Cryptography and Security
What problem does this paper attempt to address?
The problems that this paper attempts to solve mainly focus on the security and scalability issues in Blockchain - based Federated Learning (BFL). Specifically: 1. **Security issues**: Although the traditional federated learning framework can protect data privacy, there are two main security risks: - **Data leakage risk**: Model updates may indirectly leak the local data used to train these models, especially through statistical analysis and data mining techniques, and users may be re - anonymized. - **Single - point failure**: The centralized model aggregation method creates a single - point failure, relying on a trusted central server to aggregate model updates, which is an obvious weakness in a decentralized environment. 2. **Scalability issues**: As the number of participating nodes in the network increases, the computational complexity and communication overhead of traditional federated learning methods in verifying and aggregating model updates increase significantly, leading to a decline in system performance.

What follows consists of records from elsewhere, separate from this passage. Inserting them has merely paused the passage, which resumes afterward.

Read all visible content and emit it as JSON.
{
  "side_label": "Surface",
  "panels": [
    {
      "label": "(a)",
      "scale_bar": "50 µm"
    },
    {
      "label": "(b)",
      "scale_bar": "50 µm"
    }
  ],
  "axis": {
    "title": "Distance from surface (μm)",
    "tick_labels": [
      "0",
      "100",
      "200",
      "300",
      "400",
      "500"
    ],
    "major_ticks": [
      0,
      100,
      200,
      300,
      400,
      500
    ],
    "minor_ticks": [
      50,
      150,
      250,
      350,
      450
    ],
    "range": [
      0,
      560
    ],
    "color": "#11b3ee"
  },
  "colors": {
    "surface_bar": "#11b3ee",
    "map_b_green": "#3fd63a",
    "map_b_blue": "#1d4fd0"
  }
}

Especially in large - scale distributed systems, this performance bottleneck is more obvious. To solve the above problems, the author proposes a sharding solution named ScaleSFL. The main features of ScaleSFL include: - **Sharding mechanism**: By dividing the network into multiple shards, each shard independently verifies and partially aggregates model updates, thereby reducing the global computational amount and communication overhead. - **Committee consensus**: A committee is elected in each shard, which is responsible for verifying model updates and generating new blocks. Committee members ensure the validity and security of model updates through a local consensus mechanism. - **Flexible security strategy**: ScaleSFL supports pluggable poisoning mitigation and detection strategies to deal with false or harmful model updates submitted by malicious clients. Through these designs, ScaleSFL aims to improve the security and scalability of the blockchain - based federated learning system, enabling it to operate more effectively in practical applications.